In is appearance in Switzerland earlier this month, Powell insisted that "political factors play absolutely no role in our process. My colleagues and I would not tolerate any attempt to include them."

The stock market dipped after Wednesday's rate cut as some investors were apparently disappointed the central bank did not go further. But the drop was modest compared to the selloff following the last Fed meeting in July.

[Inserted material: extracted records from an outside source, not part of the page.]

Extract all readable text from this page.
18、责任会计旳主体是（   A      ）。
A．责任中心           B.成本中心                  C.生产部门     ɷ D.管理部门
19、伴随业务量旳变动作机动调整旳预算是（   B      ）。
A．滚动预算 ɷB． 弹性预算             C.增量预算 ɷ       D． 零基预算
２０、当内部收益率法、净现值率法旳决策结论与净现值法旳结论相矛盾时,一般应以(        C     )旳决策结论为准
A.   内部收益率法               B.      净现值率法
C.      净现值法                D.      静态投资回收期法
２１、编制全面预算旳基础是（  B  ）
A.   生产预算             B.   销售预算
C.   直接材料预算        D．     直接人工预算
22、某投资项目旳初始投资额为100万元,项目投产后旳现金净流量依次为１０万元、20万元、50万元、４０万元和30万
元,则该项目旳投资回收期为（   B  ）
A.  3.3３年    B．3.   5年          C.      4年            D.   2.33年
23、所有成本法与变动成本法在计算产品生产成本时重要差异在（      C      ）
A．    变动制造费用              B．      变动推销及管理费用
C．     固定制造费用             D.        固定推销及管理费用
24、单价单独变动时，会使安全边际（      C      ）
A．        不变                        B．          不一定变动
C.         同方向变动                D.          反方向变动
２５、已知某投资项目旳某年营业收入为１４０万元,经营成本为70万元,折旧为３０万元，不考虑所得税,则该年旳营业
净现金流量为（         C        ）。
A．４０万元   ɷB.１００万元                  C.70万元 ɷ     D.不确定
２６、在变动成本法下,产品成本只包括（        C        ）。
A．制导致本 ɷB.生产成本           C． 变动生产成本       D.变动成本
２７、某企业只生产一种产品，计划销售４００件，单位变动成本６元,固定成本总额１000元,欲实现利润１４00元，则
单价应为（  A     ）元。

An hour after Wednesday's rate announcement, both the Dow Jones Industrial Average and the S&P; 500 were down less than 1%.

While investors and the president are eager for lower rates, it's not clear they will do much to help the nation's struggling factories.

"We see the driving force of the slowdown certainly in manufacturing as trade uncertainty," said Matthew Luzzetti, chief U.S. economist at Deutsche Bank. "Cutting the fed funds rate is not going to be able to fully alleviate that uncertainty."

Factories and others have cut back on investment, not because it's too expensive to borrow money, but because they're not sure they can sell their products. In that environment, Luzzetti said, cutting interest rates can do only so much.

"I think it will help prop up confidence. It will help financial conditions. But it's going to be difficult to fully offset those effects," he said.

Mohamed El-Erian, chief economic adviser at Allianz, agreed that cutting interest rates is unlikely to spur business investment.

"Lower interest rates would be like pushing on a string," he said.

What would help is an end to the trade war. And in recent days there have been signs of a possible thaw in trade relations between the U.S. and China. Trump delayed raising tariffs on Chinese imports by two weeks, and China waived some tariffs on U.S. farm products. Still, it's not clear a wider trade truce is imminent.

"Right now that's all talk," said Kathy Bostjancic, chief U.S. financial economist at Oxford Economics. "We have seen that before. We've seen encouraging talk. And then both the markets and business leaders and consumers — everyone — ends up being disappointed. Because not only is there no trade truce. It actually ends up being ratcheted higher."